The UK has officially pulled the trigger on Article 50 and commenced the two-year negotiation process that will end in its exit from the EU.
With the activation of Article 50 of the Treaty of Lisbon, EU legislators will now convene to decide what positions they will take on a range of issues, from the rights of EU citizens in the UK to financial services passporting.
The Article 50 letter, which was signed by UK Prime Minister Theresa May yesterday, was handed to Donald Tusk, president of the European Council, at lunchtime.
Official negotiations between the European Commission and the UK’s Brexit team are expected to commence on 29 April. The process can take no more than two years, unless the European Council approves an extension.
Membership of the EU is complex, with many aspects of UK legislation intertwined with or underpinned by regulations and directives designed in Brussels.
UK ministers will have to simultaneously negotiate the terms of the exit from the EU, lobby for and begin discussions about a new trade deal with the 27 remaining member states, do the same with every other country around the world, and begin reforming its own laws.
The mooted Great Repeal Bill will preserve EU law in UK legislation in one fell swoop, although this is still subject to the parliamentary scrutiny that almost derailed the so-called Brexit bill earlier in March.
A leaked European Parliament resolution suggested no free trade deal will be forthcoming in the next two years, and that any post-Brexit transition arrangement beginning in 2019 can last no longer than three years.
In particular, the resolution “opposes any agreement between the EU and the UK that would contain piecemeal or sectoral provisions, including with respect to financial services, providing UK-based undertakings with preferential access to the single market and, or the customs union” and “underlines that after its withdrawal the UK will fall into the third country regime foreseen in EU legislation”.

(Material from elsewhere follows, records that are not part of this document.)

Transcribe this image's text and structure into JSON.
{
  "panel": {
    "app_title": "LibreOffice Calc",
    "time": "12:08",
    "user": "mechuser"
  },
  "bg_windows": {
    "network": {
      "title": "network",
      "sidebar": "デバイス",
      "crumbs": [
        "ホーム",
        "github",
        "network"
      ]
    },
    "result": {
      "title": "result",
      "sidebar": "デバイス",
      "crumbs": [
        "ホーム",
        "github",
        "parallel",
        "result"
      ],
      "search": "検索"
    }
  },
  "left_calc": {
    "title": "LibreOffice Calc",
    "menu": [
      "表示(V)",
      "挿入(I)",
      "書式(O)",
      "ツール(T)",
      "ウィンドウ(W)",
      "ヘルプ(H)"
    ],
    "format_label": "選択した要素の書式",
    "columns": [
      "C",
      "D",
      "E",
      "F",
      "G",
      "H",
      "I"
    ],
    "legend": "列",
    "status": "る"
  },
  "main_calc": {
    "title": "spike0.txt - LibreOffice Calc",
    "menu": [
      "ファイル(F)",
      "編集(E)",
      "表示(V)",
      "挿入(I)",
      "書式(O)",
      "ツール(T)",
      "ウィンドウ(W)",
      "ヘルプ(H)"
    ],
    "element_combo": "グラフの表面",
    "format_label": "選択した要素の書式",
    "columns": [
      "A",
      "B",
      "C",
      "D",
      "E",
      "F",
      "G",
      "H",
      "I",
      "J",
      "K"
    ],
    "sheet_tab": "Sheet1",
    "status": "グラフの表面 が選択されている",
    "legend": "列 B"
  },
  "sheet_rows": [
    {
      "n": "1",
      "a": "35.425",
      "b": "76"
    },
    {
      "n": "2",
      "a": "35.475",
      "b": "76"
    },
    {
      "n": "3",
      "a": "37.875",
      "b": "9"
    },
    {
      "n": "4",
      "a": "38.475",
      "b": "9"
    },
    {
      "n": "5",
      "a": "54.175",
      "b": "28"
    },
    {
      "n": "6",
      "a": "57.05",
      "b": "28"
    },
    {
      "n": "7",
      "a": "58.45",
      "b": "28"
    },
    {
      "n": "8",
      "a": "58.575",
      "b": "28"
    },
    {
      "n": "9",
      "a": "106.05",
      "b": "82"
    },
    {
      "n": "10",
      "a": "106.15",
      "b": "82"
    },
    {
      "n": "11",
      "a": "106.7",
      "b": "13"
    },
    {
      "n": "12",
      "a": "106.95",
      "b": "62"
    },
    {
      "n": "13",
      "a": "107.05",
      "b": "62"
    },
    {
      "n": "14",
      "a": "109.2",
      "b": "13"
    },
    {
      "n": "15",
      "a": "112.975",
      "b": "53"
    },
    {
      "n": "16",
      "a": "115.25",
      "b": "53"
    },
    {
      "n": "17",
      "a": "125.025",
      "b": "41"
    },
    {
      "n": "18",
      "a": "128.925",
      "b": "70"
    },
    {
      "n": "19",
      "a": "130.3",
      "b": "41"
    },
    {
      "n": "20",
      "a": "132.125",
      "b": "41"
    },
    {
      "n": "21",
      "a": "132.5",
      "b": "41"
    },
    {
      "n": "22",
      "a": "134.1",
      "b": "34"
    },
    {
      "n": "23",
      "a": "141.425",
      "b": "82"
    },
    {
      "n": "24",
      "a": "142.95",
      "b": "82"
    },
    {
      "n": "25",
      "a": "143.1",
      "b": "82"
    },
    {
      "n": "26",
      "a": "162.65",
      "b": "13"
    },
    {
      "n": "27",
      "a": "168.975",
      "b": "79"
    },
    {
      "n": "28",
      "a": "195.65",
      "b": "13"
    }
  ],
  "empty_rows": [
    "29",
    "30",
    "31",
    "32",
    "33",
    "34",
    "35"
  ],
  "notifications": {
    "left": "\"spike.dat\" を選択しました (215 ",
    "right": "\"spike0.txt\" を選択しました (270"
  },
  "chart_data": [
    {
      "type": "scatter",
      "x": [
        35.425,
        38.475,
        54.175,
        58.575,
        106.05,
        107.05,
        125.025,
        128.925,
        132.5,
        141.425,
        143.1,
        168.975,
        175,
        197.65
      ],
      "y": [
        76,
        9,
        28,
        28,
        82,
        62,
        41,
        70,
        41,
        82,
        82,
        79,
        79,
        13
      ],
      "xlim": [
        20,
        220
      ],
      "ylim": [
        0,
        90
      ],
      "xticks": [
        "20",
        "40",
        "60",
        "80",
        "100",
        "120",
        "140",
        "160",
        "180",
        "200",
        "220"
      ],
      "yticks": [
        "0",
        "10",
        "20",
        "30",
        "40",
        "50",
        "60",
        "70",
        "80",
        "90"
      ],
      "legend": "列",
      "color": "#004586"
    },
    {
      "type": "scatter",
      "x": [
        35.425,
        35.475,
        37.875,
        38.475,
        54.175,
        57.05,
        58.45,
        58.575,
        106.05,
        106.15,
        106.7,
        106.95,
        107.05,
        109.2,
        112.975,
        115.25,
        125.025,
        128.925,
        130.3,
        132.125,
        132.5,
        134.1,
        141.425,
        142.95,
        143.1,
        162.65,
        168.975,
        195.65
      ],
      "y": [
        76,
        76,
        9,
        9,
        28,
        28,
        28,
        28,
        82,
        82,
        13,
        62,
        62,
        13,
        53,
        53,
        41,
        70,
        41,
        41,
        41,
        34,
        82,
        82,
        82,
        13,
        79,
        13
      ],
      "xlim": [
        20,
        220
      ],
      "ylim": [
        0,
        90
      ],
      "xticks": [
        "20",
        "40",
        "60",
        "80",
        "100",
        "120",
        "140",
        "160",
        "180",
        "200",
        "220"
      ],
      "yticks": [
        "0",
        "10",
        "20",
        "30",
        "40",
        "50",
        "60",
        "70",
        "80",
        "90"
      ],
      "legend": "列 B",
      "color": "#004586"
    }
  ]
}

Steve Georgala, CEO at fund administrator Maitland, believes third-party passporting across financial services is highly likely. He said: “I can’t imagine the UK not being given the same third-party passporting rights as other European nations. The UK market is the most sophisticated and regulated jurisdiction in the EU. There is too much vested interest from both sides and people want to invest in the UK.”
According to Ivor Edwards, corporate insurance partner at law firm Clyde & Co, insurers haven't been waiting for Article 50 to be triggered. Planning for the UK’s exit from the EU is “well underway”.
Insurers have been actively working to take concrete steps for all eventualities by setting up carrier companies in remaining EU member states.
Edwards said: “The insurance industry will be hoping that the UK government achieves the freest possible trade in financial services between the UK and EU member states as part of a new strategic partnership agreement.”
“It remains in everyone's interests that financial services can be carried out efficiently across the continent by a system that provides for mutual market access.”
“However, at this point, no-one knows when an agreement might be reached, if at all, nor what provisions in might contain. The industry is watching on with interest, but it's not waiting with baited breath. It's acting already."
Michaela Koller, director general of Insurance Europe, whose national insurance association members are present across 35 countries, commented: “The triggering of Article 50 marks the beginning of a complicated process that could have a significant impact on the future prosperity of both Europe and the UK. Therefore, it is important that the upcoming negotiations focus on delivering a result that benefits citizens and businesses on both sides.”
The UK voted 52 percent to 48 percent in favour of exiting the EU in June 2016, after former Primer Minister David Cameron launched the referendum to appease eurosceptic Conservative colleagues.